Bookmarked:
This podcast episode, hosted by Carol Hannud, is a comprehensive and very personal intro into legal design, told by four pioneers of the discipline — through the lens of how they ended up working in this field and how they look at it:
- Colette R. Brunschwig from the University Zürich, who pioneered legal design in 1992 when exploring the visualisation of legal concepts
- Stefania Passera (known to many from her work on the juro.com privacy policy), who wanted to use her visual design skills for a purpose and ended up being “the black sheep surrounded by lawyers”
- Astrid Kohlmeier, a lawyer who looks back at a long career in insurance and law practice and got interested in getting a second degree in design after working a student job in ad agency.
- Marie Potel-Saville, who as an in-house lawyer saw old templates no longer fitting today’s challenges.
In addition to their personal motivations for practising and promoting legal design, they are asked to attempt a “definition” of legal design and explain why they see that this emerging discipline matters.
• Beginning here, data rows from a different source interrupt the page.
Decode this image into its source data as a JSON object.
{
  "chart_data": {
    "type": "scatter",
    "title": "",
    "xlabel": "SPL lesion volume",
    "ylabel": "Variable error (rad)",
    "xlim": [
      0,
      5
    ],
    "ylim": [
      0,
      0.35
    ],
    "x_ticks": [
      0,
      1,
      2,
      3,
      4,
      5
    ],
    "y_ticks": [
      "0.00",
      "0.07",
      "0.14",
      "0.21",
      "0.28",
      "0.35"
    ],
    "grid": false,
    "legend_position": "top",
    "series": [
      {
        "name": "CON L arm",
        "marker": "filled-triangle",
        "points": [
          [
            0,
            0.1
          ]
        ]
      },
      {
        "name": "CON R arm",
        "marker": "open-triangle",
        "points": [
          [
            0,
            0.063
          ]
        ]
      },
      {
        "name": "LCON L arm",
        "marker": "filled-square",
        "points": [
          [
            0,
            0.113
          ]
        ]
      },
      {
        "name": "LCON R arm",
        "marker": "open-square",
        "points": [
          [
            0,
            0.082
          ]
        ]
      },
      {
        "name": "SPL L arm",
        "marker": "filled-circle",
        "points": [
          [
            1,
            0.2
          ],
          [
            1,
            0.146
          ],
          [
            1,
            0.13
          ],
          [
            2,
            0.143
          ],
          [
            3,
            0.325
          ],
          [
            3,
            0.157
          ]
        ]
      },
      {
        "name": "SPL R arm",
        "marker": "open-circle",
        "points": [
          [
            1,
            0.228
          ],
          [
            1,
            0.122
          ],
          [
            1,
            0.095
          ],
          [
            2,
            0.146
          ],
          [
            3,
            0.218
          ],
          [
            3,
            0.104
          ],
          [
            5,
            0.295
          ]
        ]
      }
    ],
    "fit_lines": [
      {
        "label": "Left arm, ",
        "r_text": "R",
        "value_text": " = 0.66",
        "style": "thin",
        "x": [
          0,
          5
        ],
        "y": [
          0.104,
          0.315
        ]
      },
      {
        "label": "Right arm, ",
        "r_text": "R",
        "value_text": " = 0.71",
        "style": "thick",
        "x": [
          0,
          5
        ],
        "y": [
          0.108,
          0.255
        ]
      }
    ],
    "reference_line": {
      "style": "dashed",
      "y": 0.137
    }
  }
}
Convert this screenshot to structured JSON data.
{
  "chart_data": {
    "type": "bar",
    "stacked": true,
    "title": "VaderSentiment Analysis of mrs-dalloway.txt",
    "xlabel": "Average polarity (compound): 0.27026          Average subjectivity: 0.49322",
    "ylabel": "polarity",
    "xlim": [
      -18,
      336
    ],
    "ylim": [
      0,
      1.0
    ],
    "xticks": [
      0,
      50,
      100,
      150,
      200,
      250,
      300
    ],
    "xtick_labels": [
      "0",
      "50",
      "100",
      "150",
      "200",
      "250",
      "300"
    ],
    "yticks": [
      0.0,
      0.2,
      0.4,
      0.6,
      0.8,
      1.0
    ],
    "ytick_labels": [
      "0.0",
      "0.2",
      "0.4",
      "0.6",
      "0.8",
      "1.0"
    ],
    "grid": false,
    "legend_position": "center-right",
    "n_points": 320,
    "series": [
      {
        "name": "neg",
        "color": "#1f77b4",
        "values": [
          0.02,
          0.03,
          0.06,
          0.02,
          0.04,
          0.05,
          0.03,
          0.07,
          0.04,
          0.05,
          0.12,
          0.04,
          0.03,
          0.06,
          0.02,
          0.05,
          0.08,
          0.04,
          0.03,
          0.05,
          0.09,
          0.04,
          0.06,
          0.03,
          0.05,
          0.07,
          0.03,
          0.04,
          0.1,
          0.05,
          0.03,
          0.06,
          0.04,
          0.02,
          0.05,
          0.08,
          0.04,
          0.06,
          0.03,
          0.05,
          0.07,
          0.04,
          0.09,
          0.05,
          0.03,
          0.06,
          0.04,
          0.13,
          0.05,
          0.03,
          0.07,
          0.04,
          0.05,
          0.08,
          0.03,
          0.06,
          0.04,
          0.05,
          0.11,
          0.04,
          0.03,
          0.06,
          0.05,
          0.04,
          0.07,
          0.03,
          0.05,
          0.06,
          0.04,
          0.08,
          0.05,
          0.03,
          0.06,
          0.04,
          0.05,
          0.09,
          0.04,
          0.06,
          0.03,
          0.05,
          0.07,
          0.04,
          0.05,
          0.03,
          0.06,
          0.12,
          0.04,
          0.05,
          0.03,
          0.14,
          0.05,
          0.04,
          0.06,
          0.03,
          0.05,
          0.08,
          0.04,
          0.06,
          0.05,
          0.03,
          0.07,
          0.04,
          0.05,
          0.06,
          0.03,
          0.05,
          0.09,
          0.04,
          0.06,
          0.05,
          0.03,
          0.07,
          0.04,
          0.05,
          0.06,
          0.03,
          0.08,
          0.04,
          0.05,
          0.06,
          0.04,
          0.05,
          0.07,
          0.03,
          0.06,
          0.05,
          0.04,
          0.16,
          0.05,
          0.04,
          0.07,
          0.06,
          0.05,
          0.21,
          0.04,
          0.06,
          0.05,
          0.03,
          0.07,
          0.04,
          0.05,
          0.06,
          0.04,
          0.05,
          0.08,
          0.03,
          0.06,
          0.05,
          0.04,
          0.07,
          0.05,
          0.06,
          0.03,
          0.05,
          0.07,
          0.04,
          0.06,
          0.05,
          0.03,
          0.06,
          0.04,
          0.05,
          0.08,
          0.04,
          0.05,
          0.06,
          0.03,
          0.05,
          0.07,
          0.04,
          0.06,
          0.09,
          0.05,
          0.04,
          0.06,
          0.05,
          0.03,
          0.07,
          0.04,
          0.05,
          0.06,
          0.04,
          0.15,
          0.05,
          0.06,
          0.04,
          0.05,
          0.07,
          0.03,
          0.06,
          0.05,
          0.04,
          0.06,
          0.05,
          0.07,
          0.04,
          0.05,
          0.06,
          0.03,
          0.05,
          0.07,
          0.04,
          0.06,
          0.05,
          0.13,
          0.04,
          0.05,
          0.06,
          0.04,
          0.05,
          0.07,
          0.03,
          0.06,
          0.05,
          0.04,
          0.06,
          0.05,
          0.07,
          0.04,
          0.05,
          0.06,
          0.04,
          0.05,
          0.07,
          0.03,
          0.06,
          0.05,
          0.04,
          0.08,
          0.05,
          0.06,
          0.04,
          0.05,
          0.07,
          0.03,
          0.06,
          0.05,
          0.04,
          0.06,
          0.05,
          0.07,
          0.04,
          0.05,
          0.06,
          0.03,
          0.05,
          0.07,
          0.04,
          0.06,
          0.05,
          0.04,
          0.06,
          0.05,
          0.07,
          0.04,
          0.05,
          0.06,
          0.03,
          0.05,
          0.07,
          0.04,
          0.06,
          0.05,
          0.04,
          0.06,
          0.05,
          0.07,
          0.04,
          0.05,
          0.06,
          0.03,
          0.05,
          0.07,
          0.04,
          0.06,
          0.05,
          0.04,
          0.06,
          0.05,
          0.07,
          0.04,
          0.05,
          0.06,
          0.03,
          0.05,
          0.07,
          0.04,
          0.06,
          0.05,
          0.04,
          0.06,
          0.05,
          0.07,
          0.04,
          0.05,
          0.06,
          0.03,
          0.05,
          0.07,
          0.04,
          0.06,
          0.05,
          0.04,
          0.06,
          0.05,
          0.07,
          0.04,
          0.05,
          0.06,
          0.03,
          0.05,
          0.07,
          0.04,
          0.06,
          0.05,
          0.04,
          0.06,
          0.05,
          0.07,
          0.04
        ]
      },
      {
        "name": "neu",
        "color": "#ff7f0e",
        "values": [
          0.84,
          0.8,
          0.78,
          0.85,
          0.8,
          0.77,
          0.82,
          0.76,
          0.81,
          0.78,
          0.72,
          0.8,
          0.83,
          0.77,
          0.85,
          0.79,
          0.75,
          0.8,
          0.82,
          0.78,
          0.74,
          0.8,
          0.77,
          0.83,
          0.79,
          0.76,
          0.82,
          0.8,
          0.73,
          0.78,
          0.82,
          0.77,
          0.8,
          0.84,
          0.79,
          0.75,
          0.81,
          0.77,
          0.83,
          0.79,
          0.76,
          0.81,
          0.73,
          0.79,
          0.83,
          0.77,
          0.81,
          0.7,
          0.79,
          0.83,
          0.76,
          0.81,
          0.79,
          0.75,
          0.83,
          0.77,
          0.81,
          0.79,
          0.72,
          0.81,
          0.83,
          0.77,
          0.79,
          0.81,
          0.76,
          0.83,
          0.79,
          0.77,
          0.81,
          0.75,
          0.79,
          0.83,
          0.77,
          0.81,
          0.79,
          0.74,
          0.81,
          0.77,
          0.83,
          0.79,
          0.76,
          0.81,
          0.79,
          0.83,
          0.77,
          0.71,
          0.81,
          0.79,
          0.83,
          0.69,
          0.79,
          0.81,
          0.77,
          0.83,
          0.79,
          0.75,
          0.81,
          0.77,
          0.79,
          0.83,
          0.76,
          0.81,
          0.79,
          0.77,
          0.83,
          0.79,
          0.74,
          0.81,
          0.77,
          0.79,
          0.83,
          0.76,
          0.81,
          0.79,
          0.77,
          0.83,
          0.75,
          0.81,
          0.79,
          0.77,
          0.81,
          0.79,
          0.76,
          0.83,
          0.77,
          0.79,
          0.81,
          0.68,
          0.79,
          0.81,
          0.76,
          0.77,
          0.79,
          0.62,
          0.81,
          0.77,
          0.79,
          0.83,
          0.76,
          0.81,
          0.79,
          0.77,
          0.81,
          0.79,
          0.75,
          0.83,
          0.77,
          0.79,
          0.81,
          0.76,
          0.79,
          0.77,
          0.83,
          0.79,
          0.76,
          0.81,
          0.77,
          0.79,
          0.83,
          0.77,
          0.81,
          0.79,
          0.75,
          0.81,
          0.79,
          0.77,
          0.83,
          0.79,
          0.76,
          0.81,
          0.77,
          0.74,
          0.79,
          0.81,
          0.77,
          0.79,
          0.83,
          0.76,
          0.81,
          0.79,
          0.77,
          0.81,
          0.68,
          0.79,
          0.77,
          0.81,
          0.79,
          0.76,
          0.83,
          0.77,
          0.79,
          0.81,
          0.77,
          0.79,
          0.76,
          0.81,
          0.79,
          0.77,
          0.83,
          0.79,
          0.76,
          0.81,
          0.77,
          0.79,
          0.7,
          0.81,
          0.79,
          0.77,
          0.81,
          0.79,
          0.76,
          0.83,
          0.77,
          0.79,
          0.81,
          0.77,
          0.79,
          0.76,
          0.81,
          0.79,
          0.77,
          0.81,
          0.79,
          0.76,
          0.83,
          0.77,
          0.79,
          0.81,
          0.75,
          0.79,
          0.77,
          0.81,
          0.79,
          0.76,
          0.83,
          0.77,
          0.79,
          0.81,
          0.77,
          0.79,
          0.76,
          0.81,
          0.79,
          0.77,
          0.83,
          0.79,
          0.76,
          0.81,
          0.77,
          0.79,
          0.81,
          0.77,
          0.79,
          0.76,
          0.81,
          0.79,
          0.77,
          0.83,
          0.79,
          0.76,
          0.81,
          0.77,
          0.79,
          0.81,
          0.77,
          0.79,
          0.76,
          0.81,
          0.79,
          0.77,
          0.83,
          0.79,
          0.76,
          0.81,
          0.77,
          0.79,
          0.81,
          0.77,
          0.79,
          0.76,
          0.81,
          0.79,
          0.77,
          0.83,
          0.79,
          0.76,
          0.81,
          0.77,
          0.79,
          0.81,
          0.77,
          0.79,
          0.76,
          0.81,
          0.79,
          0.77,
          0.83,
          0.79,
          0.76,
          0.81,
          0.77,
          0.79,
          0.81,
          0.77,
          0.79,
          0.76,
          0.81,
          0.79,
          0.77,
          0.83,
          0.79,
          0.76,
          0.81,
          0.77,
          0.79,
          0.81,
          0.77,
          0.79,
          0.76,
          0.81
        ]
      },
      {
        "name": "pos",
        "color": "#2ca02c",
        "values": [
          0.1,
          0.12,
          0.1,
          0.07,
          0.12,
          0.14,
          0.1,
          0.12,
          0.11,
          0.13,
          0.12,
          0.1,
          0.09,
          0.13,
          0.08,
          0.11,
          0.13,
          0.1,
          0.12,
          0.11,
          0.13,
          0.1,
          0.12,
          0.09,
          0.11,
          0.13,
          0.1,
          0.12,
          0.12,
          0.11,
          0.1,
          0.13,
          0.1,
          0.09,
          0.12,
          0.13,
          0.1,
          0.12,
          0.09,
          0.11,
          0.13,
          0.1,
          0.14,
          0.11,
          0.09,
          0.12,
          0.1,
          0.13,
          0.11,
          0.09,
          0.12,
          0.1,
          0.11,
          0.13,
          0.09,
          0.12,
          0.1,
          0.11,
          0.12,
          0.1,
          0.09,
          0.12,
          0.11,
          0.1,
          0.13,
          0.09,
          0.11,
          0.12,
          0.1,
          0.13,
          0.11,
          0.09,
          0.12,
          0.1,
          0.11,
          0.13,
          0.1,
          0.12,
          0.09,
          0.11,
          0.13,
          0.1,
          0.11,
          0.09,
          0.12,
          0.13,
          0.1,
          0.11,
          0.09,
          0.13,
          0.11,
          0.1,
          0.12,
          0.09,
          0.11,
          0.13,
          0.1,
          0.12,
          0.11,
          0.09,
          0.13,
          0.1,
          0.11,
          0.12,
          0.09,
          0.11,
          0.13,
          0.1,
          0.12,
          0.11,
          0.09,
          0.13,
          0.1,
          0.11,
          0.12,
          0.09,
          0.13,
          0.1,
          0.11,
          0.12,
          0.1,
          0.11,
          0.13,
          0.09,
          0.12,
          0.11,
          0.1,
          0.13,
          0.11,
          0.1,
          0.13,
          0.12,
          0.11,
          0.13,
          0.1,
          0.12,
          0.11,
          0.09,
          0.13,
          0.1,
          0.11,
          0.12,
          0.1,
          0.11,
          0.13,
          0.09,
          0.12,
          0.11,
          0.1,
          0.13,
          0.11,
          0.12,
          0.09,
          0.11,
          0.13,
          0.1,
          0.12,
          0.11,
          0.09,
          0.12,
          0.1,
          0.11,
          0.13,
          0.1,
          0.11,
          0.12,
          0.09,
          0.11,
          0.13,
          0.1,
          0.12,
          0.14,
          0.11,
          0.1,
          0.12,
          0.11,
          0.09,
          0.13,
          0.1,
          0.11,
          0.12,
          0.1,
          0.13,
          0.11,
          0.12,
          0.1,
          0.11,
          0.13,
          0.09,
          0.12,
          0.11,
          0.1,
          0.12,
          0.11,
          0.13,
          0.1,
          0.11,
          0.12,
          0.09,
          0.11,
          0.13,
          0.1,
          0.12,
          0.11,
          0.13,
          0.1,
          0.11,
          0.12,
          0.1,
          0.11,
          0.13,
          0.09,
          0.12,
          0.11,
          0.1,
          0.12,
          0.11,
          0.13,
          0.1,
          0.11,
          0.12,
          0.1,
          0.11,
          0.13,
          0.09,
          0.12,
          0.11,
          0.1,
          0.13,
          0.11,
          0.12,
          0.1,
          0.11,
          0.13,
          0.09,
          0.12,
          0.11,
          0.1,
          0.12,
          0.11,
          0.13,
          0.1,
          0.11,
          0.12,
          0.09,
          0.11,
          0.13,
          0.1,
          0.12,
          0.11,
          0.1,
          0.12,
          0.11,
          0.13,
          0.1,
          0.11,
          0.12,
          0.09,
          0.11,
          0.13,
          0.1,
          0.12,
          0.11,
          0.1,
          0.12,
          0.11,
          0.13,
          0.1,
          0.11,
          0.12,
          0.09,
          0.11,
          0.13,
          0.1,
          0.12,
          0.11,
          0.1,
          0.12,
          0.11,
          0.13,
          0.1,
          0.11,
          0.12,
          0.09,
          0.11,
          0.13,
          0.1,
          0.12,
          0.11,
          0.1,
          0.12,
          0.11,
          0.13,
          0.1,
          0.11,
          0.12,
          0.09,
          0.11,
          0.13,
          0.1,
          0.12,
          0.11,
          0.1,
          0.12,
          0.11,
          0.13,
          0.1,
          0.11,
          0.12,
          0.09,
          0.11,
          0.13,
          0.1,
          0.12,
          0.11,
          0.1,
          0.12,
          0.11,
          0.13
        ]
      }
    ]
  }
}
My personal highlight is when Colette Brunschwig — who explicitly tries to add “a very scholarly understanding” to the discussion states how legal design is a fuzzy term in the design discourse and that there are many sub-fields such as legal service design, legal interaction design, legal software design, legal product design, legal architecture design. There indeed is no one “legal design”, and for example a discipline like “legal interaction design” sounds like something very much worth exploring further.